At nine thirty five, the Minister of Finance heard the expected knock on the door. Placing his empty glass on the cabinet, he pushed the half bottle of Glen Scotia away out of sight and closed the glass front. Then he walked to the door, greeted a short, balding man in a dark suit and primrose yellow tie and ushered him to sit in one of the gold braded arm chairs next to the glass topped table and the tray of coffee.
But just as the Minister started pouring the steaming, black coffee, a small red light appeared on some electronic equipment laid out in the kitchen of an apartment in a grey, concrete block less than a mile away. Sat alongside it were three men, one a tall, well groomed man in a smart suit and tie, the other two wearing casual clothes. All three wore headphones.
"He's in, sir," said an American voice, "A pity about the sound quality - it's the fucking walls but OK, we're recording......sorry for the language, sir......and that's the Minister's voice, sir........and the other belongs to our little friend from the Central Bank......Shahid Masud."
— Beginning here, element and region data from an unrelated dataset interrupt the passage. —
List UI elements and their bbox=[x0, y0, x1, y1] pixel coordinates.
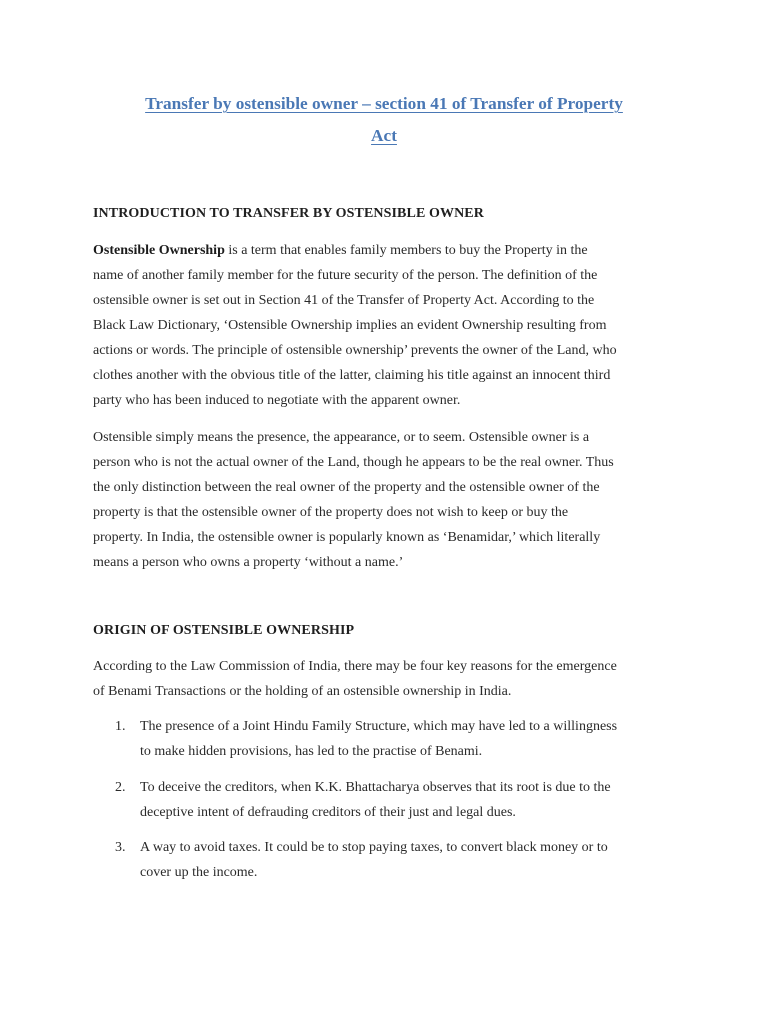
bold-term: Ostensible Ownership bbox=[93, 243, 225, 258]
paragraph-line: Black Law Dictionary, ‘Ostensible Ownership implies an evident Ownership resulting from bbox=[93, 318, 607, 333]
paragraph-line: ostensible owner is set out in Section 41 of the Transfer of Property Act. According to the bbox=[93, 293, 595, 308]
document-title bbox=[92, 88, 676, 152]
paragraph-line: means a person who owns a property ‘without a name.’ bbox=[93, 555, 404, 570]
list-item-text bbox=[140, 835, 680, 885]
paragraph-line: According to the Law Commission of India, there may be four key reasons for the emergence bbox=[93, 659, 617, 674]
list-number: 1. bbox=[115, 719, 126, 734]
paragraph-line: name of another family member for the future security of the person. The definition of the bbox=[93, 268, 598, 283]
list-line: A way to avoid taxes. It could be to stop paying taxes, to convert black money or to bbox=[140, 840, 608, 855]
line-text: is a term that enables family members to buy the Property in the bbox=[224, 243, 588, 258]
list-line: The presence of a Joint Hindu Family Structure, which may have led to a willingness bbox=[140, 719, 618, 734]
section-heading-origin: ORIGIN OF OSTENSIBLE OWNERSHIP bbox=[93, 623, 355, 638]
list-line: deceptive intent of defrauding creditors of their just and legal dues. bbox=[140, 805, 516, 820]
list-item-text bbox=[140, 714, 680, 764]
origin-intro-paragraph bbox=[93, 654, 683, 704]
paragraph-line bbox=[93, 238, 683, 263]
paragraph-line: the only distinction between the real owner of the property and the ostensible owner of the bbox=[93, 480, 600, 495]
list-number: 2. bbox=[115, 780, 126, 795]
paragraph-line: property is that the ostensible owner of the property does not wish to keep or buy the bbox=[93, 505, 569, 520]
section-heading-introduction: INTRODUCTION TO TRANSFER BY OSTENSIBLE OWNER bbox=[93, 206, 484, 221]
list-item-text bbox=[140, 775, 680, 825]
paragraph-line: clothes another with the obvious title of the latter, claiming his title against an innocent third bbox=[93, 368, 611, 383]
paragraph-line: person who is not the actual owner of the Land, though he appears to be the real owner. Thus bbox=[93, 455, 614, 470]
paragraph-line: actions or words. The principle of ostensible ownership’ prevents the owner of the Land, who bbox=[93, 343, 617, 358]
title-line-1: Transfer by ostensible owner – section 41 of Transfer of Property bbox=[145, 94, 623, 113]
paragraph-line: property. In India, the ostensible owner is popularly known as ‘Benamidar,’ which literally bbox=[93, 530, 601, 545]
paragraph-line: of Benami Transactions or the holding of an ostensible ownership in India. bbox=[93, 684, 512, 699]
list-line: To deceive the creditors, when K.K. Bhattacharya observes that its root is due to the bbox=[140, 780, 611, 795]
list-number: 3. bbox=[115, 840, 126, 855]
list-line: to make hidden provisions, has led to the practise of Benami. bbox=[140, 744, 483, 759]
title-line-2: Act bbox=[371, 126, 397, 145]
paragraph-line: Ostensible simply means the presence, the appearance, or to seem. Ostensible owner is a bbox=[93, 430, 590, 445]
paragraph-line: party who has been induced to negotiate with the apparent owner. bbox=[93, 393, 461, 408]
intro-paragraph-1 bbox=[93, 238, 683, 413]
list-line: cover up the income. bbox=[140, 865, 258, 880]
intro-paragraph-2 bbox=[93, 425, 683, 575]
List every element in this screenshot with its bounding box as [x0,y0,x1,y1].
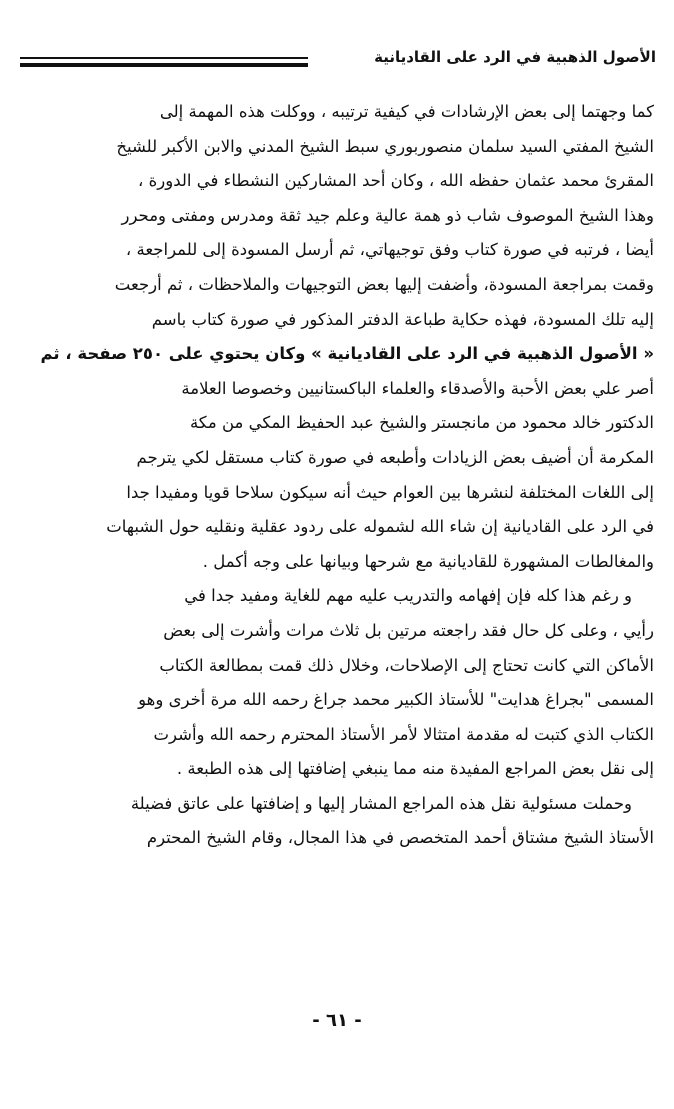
text-line: رأيي ، وعلى كل حال فقد راجعته مرتين بل ثلاث مرات وأشرت إلى بعض [163,620,654,640]
running-header [20,46,656,76]
text-line: الدكتور خالد محمود من مانجستر والشيخ عبد الحفيظ المكي من مكة [189,413,654,433]
text-line: إلى اللغات المختلفة لنشرها بين العوام حيث أنه سيكون سلاحا قويا ومفيدا جدا [126,482,654,502]
paragraph [22,787,654,856]
text-line: والمغالطات المشهورة للقاديانية مع شرحها وبيانها على وجه أكمل . [202,551,654,571]
text-line: وحملت مسئولية نقل هذه المراجع المشار إليها و إضافتها على عاتق فضيلة [130,793,632,813]
text-line: المسمى "بجراغ هدايت" للأستاذ الكبير محمد جراغ رحمه الله مرة أخرى وهو [138,690,654,710]
text-line: إلى نقل بعض المراجع المفيدة منه مما ينبغي إضافتها إلى هذه الطبعة . [176,759,654,779]
header-title: الأصول الذهبية في الرد على القاديانية [374,48,656,66]
text-line: المقرئ محمد عثمان حفظه الله ، وكان أحد المشاركين النشطاء في الدورة ، [138,171,654,191]
text-line: كما وجهتما إلى بعض الإرشادات في كيفية ترتيبه ، ووكلت هذه المهمة إلى [159,102,654,121]
text-line: الأماكن التي كانت تحتاج إلى الإصلاحات، وخلال ذلك قمت بمطالعة الكتاب [159,655,654,675]
text-line: الأستاذ الشيخ مشتاق أحمد المتخصص في هذا المجال، وقام الشيخ المحترم [146,828,654,848]
text-line: الشيخ المفتي السيد سلمان منصوربوري سبط الشيخ المدني والابن الأكبر للشيخ [116,136,654,156]
paragraph [22,95,654,579]
text-line: وهذا الشيخ الموصوف شاب ذو همة عالية وعلم جيد ثقة ومدرس ومفتى ومحرر [121,205,654,225]
text-line: الكتاب الذي كتبت له مقدمة امتثالا لأمر الأستاذ المحترم رحمه الله وأشرت [153,724,654,744]
paragraph [22,579,654,787]
text-line: و رغم هذا كله فإن إفهامه والتدريب عليه مهم للغاية ومفيد جدا في [184,586,632,606]
header-rule-thin [20,57,308,59]
text-line: وقمت بمراجعة المسودة، وأضفت إليها بعض التوجيهات والملاحظات ، ثم أرجعت [114,274,654,294]
text-line: إليه تلك المسودة، فهذه حكاية طباعة الدفتر المذكور في صورة كتاب باسم [151,309,654,329]
header-rule-thick [20,63,308,67]
text-line: أيضا ، فرتبه في صورة كتاب وفق توجيهاتي، ثم أرسل المسودة إلى للمراجعة ، [125,240,654,260]
text-line: أصر علي بعض الأحبة والأصدقاء والعلماء الباكستانيين وخصوصا العلامة [181,378,654,398]
text-line: في الرد على القاديانية إن شاء الله لشموله على ردود عقلية ونقليه حول الشبهات [106,517,654,537]
text-line-book-title: « الأصول الذهبية في الرد على القاديانية » وكان يحتوي على ٢٥٠ صفحة ، ثم [40,344,654,364]
page-number: - ٦١ - [312,1010,362,1031]
text-line: المكرمة أن أضيف بعض الزيادات وأطبعه في صورة كتاب مستقل لكي يترجم [136,447,654,467]
body-text [22,95,654,856]
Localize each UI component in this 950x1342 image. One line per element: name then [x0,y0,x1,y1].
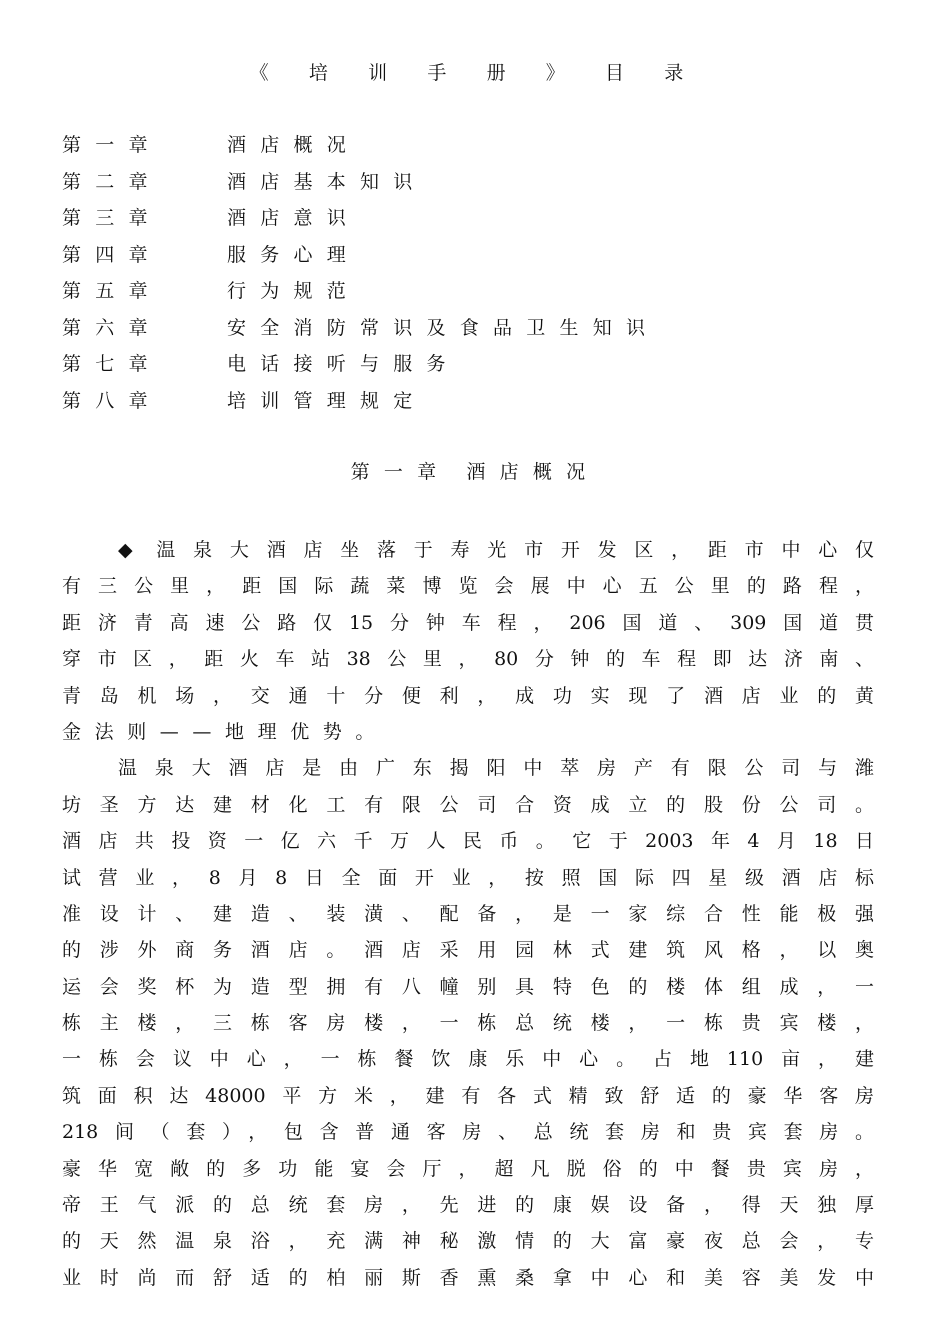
chapter-heading-number: 第一章 [350,461,451,483]
toc-chapter-name: 培训管理规定 [227,389,427,412]
toc-chapter-name: 安全消防常识及食品卫生知识 [227,316,660,339]
text-line: 酒店共投资一亿六千万人民币。它于2003年4月18日 [62,830,874,853]
toc-chapter-number: 第八章 [62,389,162,412]
toc-item [62,242,862,279]
toc-item [62,388,862,425]
toc-chapter-name: 电话接听与服务 [227,353,460,375]
text-line: 一栋会议中心，一栋餐饮康乐中心。占地110亩，建 [62,1048,874,1071]
toc-chapter-name: 服务心理 [227,243,361,266]
text-line: 的天然温泉浴，充满神秘激情的大富豪夜总会，专 [62,1230,874,1253]
chapter-heading [0,459,950,485]
chapter-heading-title: 酒店概况 [466,461,600,483]
toc-item [62,315,862,352]
toc-item [62,205,862,242]
text-line: 业时尚而舒适的柏丽斯香熏桑拿中心和美容美发中 [62,1266,874,1289]
toc-chapter-name: 酒店概况 [227,134,361,156]
text-line-content: 温泉大酒店坐落于寿光市开发区，距市中心仅 [138,539,874,561]
toc-chapter-name: 行为规范 [227,280,361,302]
text-line: 试营业，8月8日全面开业，按照国际四星级酒店标 [62,866,874,889]
diamond-bullet-icon: ◆ [118,539,133,561]
text-line: 有三公里，距国际蔬菜博览会展中心五公里的路程， [62,575,874,598]
text-line: 穿市区，距火车站38公里，80分钟的车程即达济南、 [62,648,874,671]
text-line: 的涉外商务酒店。酒店采用园林式建筑风格，以奥 [62,939,874,962]
text-line: 筑面积达48000平方米，建有各式精致舒适的豪华客房 [62,1084,874,1107]
table-of-contents [62,132,862,424]
text-line: 帝王气派的总统套房，先进的康娱设备，得天独厚 [62,1194,874,1217]
text-line: 坊圣方达建材化工有限公司合资成立的股份公司。 [62,793,874,816]
toc-item [62,351,862,388]
toc-item [62,169,862,206]
text-line: 金法则——地理优势。 [62,720,389,743]
toc-chapter-number: 第六章 [62,316,162,339]
text-line: 栋主楼，三栋客房楼，一栋总统楼，一栋贵宾楼， [62,1012,874,1035]
toc-chapter-name: 酒店意识 [227,207,361,229]
text-line: 218间（套），包含普通客房、总统套房和贵宾套房。 [62,1121,874,1144]
toc-chapter-number: 第二章 [62,170,162,193]
toc-chapter-number: 第七章 [62,353,162,375]
text-line: 青岛机场，交通十分便利，成功实现了酒店业的黄 [62,684,874,707]
toc-chapter-number: 第四章 [62,243,162,266]
chapter-body-text [62,532,874,1296]
toc-chapter-number: 第一章 [62,134,162,156]
text-line: 距济青高速公路仅15分钟车程，206国道、309国道贯 [62,611,874,634]
text-line [62,532,874,568]
toc-chapter-number: 第三章 [62,207,162,229]
text-line: 豪华宽敞的多功能宴会厅，超凡脱俗的中餐贵宾房， [62,1157,874,1180]
toc-chapter-name: 酒店基本知识 [227,170,427,193]
text-line: 运会奖杯为造型拥有八幢别具特色的楼体组成，一 [62,975,874,998]
document-title: 《 培 训 手 册 》 目 录 [249,62,701,84]
text-line: 温泉大酒店是由广东揭阳中萃房产有限公司与潍 [118,757,874,780]
text-line: 准设计、建造、装潢、配备，是一家综合性能极强 [62,902,874,925]
toc-item [62,132,862,169]
toc-item [62,278,862,315]
toc-chapter-number: 第五章 [62,280,162,302]
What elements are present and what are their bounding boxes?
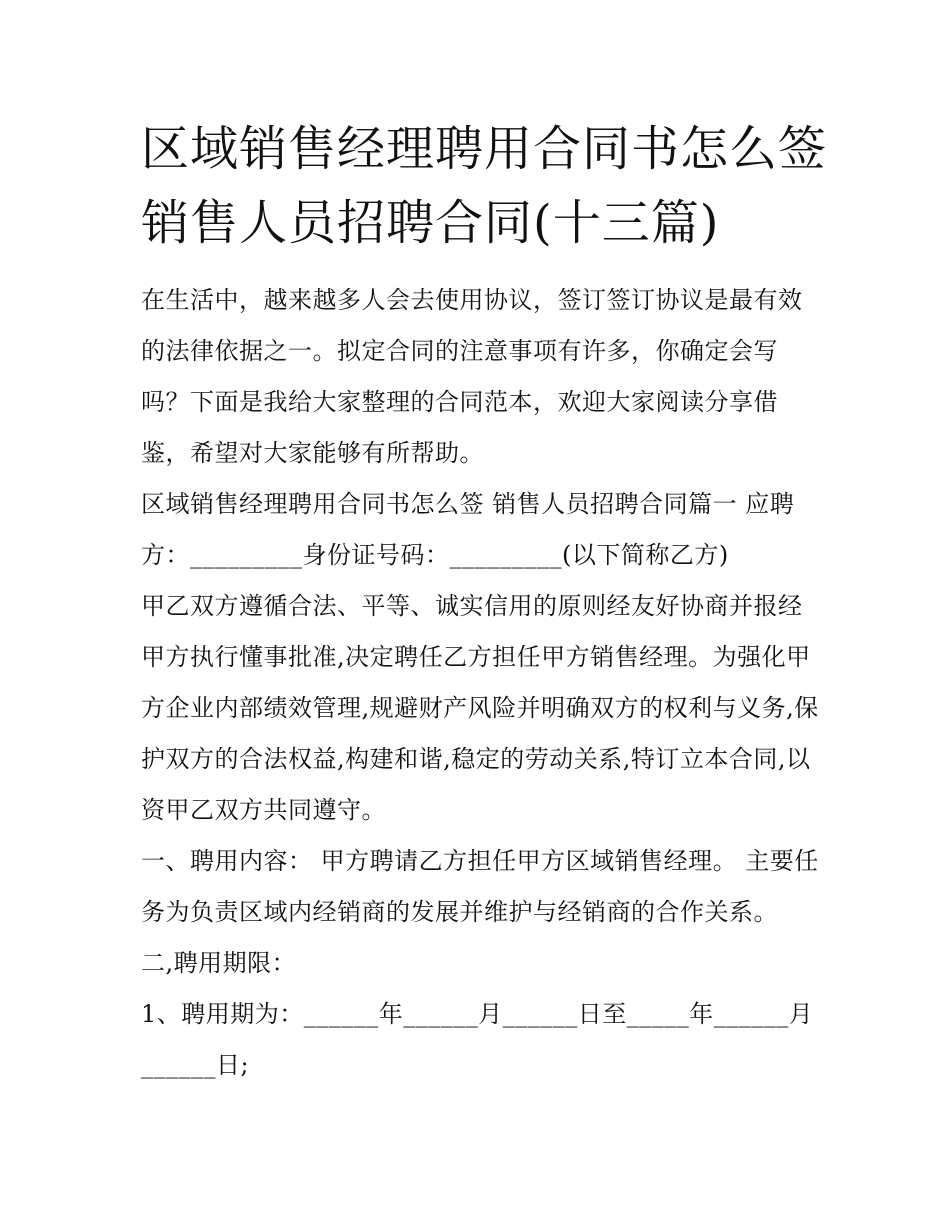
document-title: 区域销售经理聘用合同书怎么签 销售人员招聘合同(十三篇) [141, 121, 828, 251]
term-clause: 1、聘用期为：______年______月______日至_____年______月______日; [141, 1000, 814, 1079]
contract-header-paragraph: 区域销售经理聘用合同书怎么签 销售人员招聘合同篇一 应聘方：_________身份证号码：_________(以下简称乙方) [141, 490, 795, 569]
section-one-content: 一、聘用内容： 甲方聘请乙方担任甲方区域销售经理。 主要任务为负责区域内经销商的发展并维护与经销商的合作关系。 [141, 847, 819, 926]
document-body [141, 275, 821, 1091]
section-two-heading: 二,聘用期限： [141, 949, 297, 977]
intro-paragraph: 在生活中，越来越多人会去使用协议，签订签订协议是最有效的法律依据之一。拟定合同的注意事项有许多，你确定会写吗？下面是我给大家整理的合同范本，欢迎大家阅读分享借鉴，希望对大家能够有所帮助。 [141, 286, 803, 467]
principles-paragraph: 甲乙双方遵循合法、平等、诚实信用的原则经友好协商并报经甲方执行懂事批准,决定聘任乙方担任甲方销售经理。为强化甲方企业内部绩效管理,规避财产风险并明确双方的权利与义务,保护双方的合法权益,构建和谐,稳定的劳动关系,特订立本合同,以资甲乙双方共同遵守。 [141, 592, 819, 824]
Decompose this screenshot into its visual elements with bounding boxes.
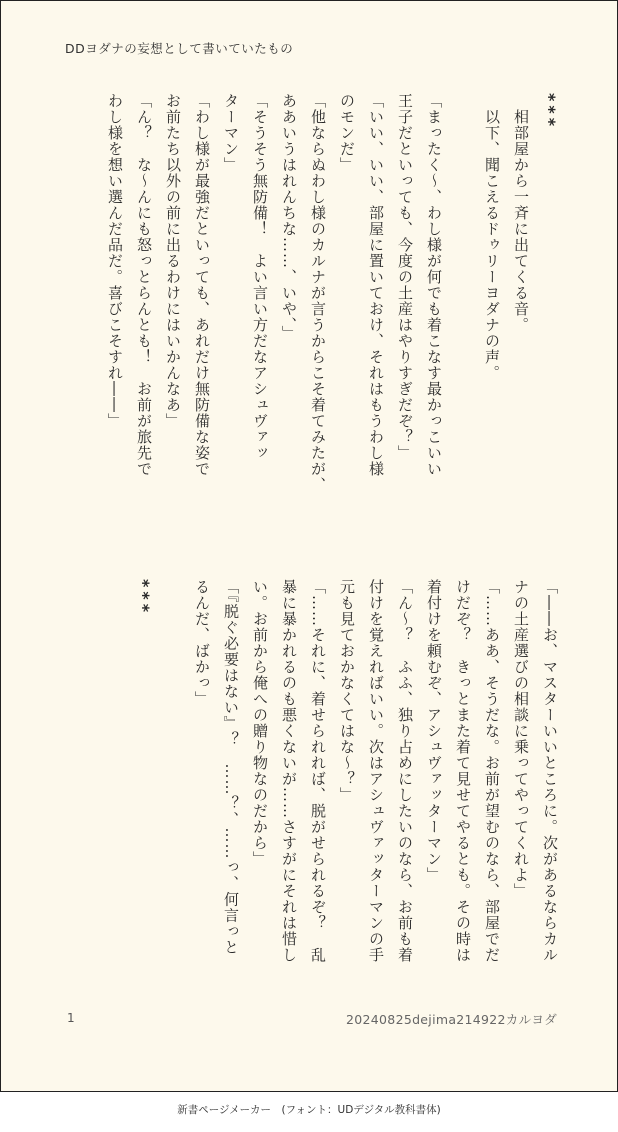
text-line: 「他ならぬわし様のカルナが言うからこそ着てみたが、 (309, 93, 327, 493)
text-line: *** (134, 579, 153, 617)
text-line: ターマン」 (222, 93, 240, 173)
text-line: 以下、聞こえるドゥリーヨダナの声。 (483, 93, 501, 381)
upper-text-block (100, 93, 564, 523)
page-number: 1 (67, 1011, 75, 1025)
text-line: 着付けを頼むぞ、アシュヴァッターマン」 (425, 579, 443, 883)
text-line: 「まったく〜、わし様が何でも着こなす最かっこいい (425, 93, 443, 477)
text-line (158, 579, 187, 1009)
caption: 新書ページメーカー (フォント：UDデジタル教科書体) (177, 1104, 441, 1116)
page-title: DDヨダナの妄想として書いていたもの (65, 41, 294, 56)
text-line: 相部屋から一斉に出てくる音。 (512, 93, 530, 333)
text-line: 「そうそう無防備！ よい言い方だなアシュヴァッ (251, 93, 269, 461)
text-line: 「ん？ な〜んにも怒っとらんとも！ お前が旅先で (135, 93, 153, 477)
text-line: *** (540, 93, 559, 131)
text-line: 暴に暴かれるのも悪くないが……さすがにそれは惜し (280, 579, 298, 963)
text-line: 付けを覚えればいい。次はアシュヴァッターマンの手 (367, 579, 385, 963)
text-line: 「……それに、着せられれば、脱がせられるぞ？ 乱 (309, 579, 327, 963)
text-line: ナの土産選びの相談に乗ってやってくれよ」 (512, 579, 530, 899)
text-line (448, 93, 477, 523)
text-line: 「いい、いい、部屋に置いておけ、それはもうわし様 (367, 93, 385, 477)
text-line: 「――お、マスターいいところに。次があるならカル (541, 579, 559, 963)
text-line: のモンだ」 (338, 93, 356, 173)
text-line: わし様を想い選んだ品だ。喜びこそすれ――」 (106, 93, 124, 429)
text-line: 王子だといっても、今度の土産はやりすぎだぞ？」 (396, 93, 414, 461)
text-line: けだぞ？ きっとまた着て見せてやるとも。その時は (454, 579, 472, 963)
text-line: い。お前から俺への贈り物なのだから」 (251, 579, 269, 867)
text-line: ああいうはれんちな……、いや、」 (280, 93, 298, 342)
text-line: 「『脱ぐ必要はない』？ ……？、……っ、何言っと (222, 579, 240, 956)
text-line: 「ん〜？ ふふ、独り占めにしたいのなら、お前も着 (396, 579, 414, 963)
footer-code: 20240825dejima214922カルヨダ (346, 1012, 557, 1027)
lower-text-block (129, 579, 564, 1009)
text-line: お前たち以外の前に出るわけにはいかんなあ」 (164, 93, 182, 429)
text-line: 「わし様が最強だといっても、あれだけ無防備な姿で (193, 93, 211, 477)
text-line: 元も見ておかなくてはな〜？」 (338, 579, 356, 803)
text-line: 「……ああ、そうだな。お前が望むのなら、部屋でだ (483, 579, 501, 963)
text-line: るんだ、ばかっ」 (193, 579, 211, 707)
There was a long pause as the three Americans listened through headphones. Then:
"Hear that name, sir?"
"Did he say Mendes?" the suited one asked.
"Yep. I reckon. It proves Mendes is involved somehow, somewhere. That's the second time in a week we've taped something. It just adds to suspicions but it's still not enough to do anything."
"Silvester Mendes, huh? Jesus."
"Yep.......that's just what we wanted you to hear, sir......listen now, sir. Hear that? Government contracts. They're now talking online tenders. It'll be another fucking stitch up ..... sorry 'bout the language, sir. Any aid going in there is supposed to be awarded via open tenders but it'll probably be another fix, a stitch up by the adjudication committee - chaired by that same little bastard Shahid Masud and signed off by the Minister.......... Listen! 'Education', hear it? Young people, students.' The only beneficiaries will probably be the Minister, this little guy Masud and a few other characters."
The smartly dressed one now asked a question. "That fund they're talking about is not US money, it's European.......it was only officially announced last week and it was in the Minister's budget speech today........." He was interrupted.
"Yep. Dead right, sir. Listen again, sir. Sorry about the sound. They're now talking money transfers. Electronic. Switches. No wonder their foreign exchange reserves dropped by sixty percent last year............OK, listen, that's a new name. Who the fuck is Tahir? And Italy? He just said 'our Italian friend.'..... You get that as well, Steve? What's the Italian connection? Don't tell me Silvio's involved here as well, sir. Ha! .......Sorry sir, now they're moving around. Did you hear a name? Weedo? Get that, Steve? Weedo? I think they've already finished. He used a mobile earlier but we couldn't get a fix or enough voice clarity. All we got was a definite mention of Dubai and the Dubai Asia Investment Bank.......and the sound of a bottle........ Yep, they've finished. It's a fucking enormous villa, sir. Gold everywhere and a fucking big jade horse. We got a few pictures inside once. Now the sounds gone. He's probably seeing him to his limousine outside. But, that enough, sir?"
"Yep, keep it coming, boys, but we gotta improve that sound quality." The suited one got up, dropping his headphones alongside the equipment.
"Just one thing. sir. Before you go. Let's check out this guy, Tahir."
There was a pause as the man tapped names into a computer. "It won't take a minute..........there. See? Could that be him? Tahir Babar, nice picture. If that's him then he's another Central Bank Board member. Figure?.......We'll now try for a match. And let's check this Dubai Asia Investment Bank. Ever heard of it?"
The tall, smart one shook his head. "Nope, never."